If, on the other hand, they revert to type and do the exact opposite from my requests, I will be able to relax and have a lovely afternoon as my guests look on in envy at my perfect children.

Either way, I win.

Saturday 9 November 2013

Sleep


“To sleep: perchance to dream”                Hamlet Act 3 Scene 1

“To sleep: chance would be a fine bloody thing.”              Emma Robinson 2003

 Most nights in the Robinson household are a game of musical beds. We all start off in the right beds but, by the morning, there is no telling who will be where.

Take last night. Husband and I went to bed about 10:30. At around 2:30am W appeared beside the bed, I lifted the quilt and he climbed in. Roughly an hour later, S cried out and I went and got in bed with her. 6:00am, husband got out of bed and went to work. I got back into my bed with W for an hour until our alarm buzzed at 7.00am and we all got up.

Sometimes, we move around on nocturnal autopilot, to the extent that you can’t actually remember what went on under cover of darkness. A couple of weeks ago I went to bed with my husband and woke up with my son. When I asked husband in the morning where he had spent the night, he looked at me blankly trying to remember. Five years ago, that may have been grounds for divorce.

Sleep is a very contentious issue and a subject, like religion and politics, which is best left undiscussed amongst friends. Many of my friends have very strong opinions on how, where and when children should sleep and would take a very dim view of my haphazard attitude. What can I say? I freely admit that I am too weak for controlled crying, too selfish for full on co-sleeping and too damn disorganised for a regimental bedtime routine. Actually, that’s a lie. I rarely admit to anything.

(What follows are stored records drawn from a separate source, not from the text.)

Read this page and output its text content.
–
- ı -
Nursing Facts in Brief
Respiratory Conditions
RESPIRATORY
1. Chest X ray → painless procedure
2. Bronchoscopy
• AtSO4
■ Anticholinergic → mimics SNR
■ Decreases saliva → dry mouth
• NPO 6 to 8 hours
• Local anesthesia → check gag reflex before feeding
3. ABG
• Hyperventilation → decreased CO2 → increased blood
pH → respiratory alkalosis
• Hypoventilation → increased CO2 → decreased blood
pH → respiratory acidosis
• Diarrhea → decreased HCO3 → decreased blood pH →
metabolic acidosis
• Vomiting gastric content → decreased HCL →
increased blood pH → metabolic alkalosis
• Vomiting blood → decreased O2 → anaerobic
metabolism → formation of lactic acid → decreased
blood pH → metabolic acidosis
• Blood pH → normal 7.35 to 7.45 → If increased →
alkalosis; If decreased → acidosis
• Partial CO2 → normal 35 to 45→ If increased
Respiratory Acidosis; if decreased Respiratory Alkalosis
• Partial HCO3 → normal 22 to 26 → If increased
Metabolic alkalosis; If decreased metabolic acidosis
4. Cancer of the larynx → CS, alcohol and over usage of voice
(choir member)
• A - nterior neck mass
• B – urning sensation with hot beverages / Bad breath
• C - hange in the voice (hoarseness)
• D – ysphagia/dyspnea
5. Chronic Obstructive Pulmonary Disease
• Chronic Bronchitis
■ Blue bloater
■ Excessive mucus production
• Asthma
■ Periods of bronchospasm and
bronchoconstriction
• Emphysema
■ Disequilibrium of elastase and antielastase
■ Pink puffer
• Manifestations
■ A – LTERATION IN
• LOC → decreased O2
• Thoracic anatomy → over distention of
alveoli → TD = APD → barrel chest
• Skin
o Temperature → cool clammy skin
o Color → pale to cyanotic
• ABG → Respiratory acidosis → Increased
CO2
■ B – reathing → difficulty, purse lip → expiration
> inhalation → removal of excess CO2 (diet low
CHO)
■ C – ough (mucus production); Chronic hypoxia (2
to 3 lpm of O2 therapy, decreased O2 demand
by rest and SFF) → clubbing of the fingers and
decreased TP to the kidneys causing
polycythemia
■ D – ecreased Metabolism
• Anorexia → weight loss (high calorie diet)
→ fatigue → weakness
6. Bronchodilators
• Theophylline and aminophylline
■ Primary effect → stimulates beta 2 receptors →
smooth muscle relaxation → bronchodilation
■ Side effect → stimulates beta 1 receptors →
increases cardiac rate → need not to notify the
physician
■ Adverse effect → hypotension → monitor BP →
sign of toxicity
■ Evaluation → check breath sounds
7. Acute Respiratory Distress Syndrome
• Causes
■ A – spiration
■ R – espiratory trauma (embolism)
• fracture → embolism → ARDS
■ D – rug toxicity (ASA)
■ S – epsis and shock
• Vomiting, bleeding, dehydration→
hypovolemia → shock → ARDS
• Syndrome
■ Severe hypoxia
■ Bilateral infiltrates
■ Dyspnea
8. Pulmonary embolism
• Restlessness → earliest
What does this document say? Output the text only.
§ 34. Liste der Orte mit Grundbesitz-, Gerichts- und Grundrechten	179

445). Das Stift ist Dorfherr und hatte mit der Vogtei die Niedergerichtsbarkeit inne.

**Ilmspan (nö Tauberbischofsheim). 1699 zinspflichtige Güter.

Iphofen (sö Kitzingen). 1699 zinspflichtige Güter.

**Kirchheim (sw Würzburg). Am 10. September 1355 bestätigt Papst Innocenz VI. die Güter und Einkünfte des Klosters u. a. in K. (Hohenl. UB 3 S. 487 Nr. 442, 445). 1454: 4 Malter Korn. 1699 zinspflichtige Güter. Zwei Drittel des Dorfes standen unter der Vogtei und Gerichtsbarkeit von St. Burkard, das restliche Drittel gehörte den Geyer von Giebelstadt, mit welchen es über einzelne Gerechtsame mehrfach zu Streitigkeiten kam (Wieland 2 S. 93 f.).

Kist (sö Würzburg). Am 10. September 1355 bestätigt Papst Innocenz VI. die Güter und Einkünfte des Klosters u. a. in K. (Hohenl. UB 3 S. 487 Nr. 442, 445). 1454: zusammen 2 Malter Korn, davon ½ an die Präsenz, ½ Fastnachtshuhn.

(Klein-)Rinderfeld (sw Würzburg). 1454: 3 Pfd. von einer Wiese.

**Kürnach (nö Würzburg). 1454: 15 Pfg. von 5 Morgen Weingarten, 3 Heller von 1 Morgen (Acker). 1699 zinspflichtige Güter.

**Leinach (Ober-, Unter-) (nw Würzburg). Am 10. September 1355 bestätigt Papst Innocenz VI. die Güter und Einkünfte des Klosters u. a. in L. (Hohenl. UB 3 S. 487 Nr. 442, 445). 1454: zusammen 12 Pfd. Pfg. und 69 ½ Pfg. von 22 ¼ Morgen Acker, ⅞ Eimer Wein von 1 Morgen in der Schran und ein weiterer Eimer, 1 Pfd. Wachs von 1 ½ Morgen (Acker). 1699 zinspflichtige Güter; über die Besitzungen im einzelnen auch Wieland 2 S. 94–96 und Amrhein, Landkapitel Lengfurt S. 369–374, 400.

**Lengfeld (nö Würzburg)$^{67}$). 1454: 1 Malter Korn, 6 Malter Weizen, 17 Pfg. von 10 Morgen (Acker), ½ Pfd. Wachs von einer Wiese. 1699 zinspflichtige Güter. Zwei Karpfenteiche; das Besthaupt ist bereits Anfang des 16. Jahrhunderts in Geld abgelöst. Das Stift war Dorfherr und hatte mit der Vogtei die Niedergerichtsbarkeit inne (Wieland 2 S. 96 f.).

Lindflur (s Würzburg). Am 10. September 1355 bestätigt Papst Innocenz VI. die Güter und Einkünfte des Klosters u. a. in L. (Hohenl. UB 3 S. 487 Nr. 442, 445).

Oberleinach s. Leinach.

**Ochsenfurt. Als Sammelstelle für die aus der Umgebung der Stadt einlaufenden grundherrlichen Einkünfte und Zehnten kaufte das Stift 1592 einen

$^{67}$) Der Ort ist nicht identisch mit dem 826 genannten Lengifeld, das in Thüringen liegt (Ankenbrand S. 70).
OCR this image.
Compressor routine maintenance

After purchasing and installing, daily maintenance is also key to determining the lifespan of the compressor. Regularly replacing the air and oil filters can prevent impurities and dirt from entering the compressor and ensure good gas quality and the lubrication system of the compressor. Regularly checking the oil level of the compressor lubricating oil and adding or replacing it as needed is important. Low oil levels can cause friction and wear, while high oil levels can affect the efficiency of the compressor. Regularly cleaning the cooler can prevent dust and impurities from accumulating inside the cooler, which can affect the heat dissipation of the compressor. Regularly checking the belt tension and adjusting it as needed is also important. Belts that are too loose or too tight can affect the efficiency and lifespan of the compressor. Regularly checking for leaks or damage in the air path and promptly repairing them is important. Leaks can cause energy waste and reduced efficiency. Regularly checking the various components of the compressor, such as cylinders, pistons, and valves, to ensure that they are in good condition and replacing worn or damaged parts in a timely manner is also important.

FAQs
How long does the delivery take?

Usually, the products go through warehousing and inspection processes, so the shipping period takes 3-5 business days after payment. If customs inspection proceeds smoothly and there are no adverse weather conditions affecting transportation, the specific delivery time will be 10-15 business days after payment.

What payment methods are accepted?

For these sins, I will be consigned to a broken night’s sleep for many years to come. I have read a wealth of books on the subject of children and sleep: searching for the magic formula which will mean my children will sleep all night, in their own beds, but I will not have to listen to them cry. Reluctantly, I am realising that such a formula does not exist. Well-meaning friends have told me that they will sleep better once they are walking, have all their teeth, have started school. For my little insomniacs, however, none of these lifestyle changes seem to make any difference whatsoever.

I am very fortunate to have a wonderful mother who often has my children for a sleepover so that I can catch up on a few sleep cycles. This reduces my zombie-like demeanour to something approaching normality. I start to be able to function normally, even managing to answer difficult questions such as ‘Do you take sugar in your tea?’ within 20-30 seconds.

Perhaps there is a subconscious reason that I have never managed to fully resolve their nocturnal shenanigans. As, despite the fact that I would dearly love a few night’s uninterrupted sleep, when I wake up in the morning with my son’s arms linked around my neck, or my daughter’s fingers twisted into my hair, I know that they won’t be climbing into bed with me forever and I cherish the moment. As they grow, the time they will want to spend cuddling with their mummy will decline. One day I will wish for these days to return, sleepless nights and all. Sometimes I hold the moment, breathe in their still baby-like smell and squeeze them tight in an effort to commit this feeling to my emotional memory bank.

Then I pack them an overnight bag for Nana’s house.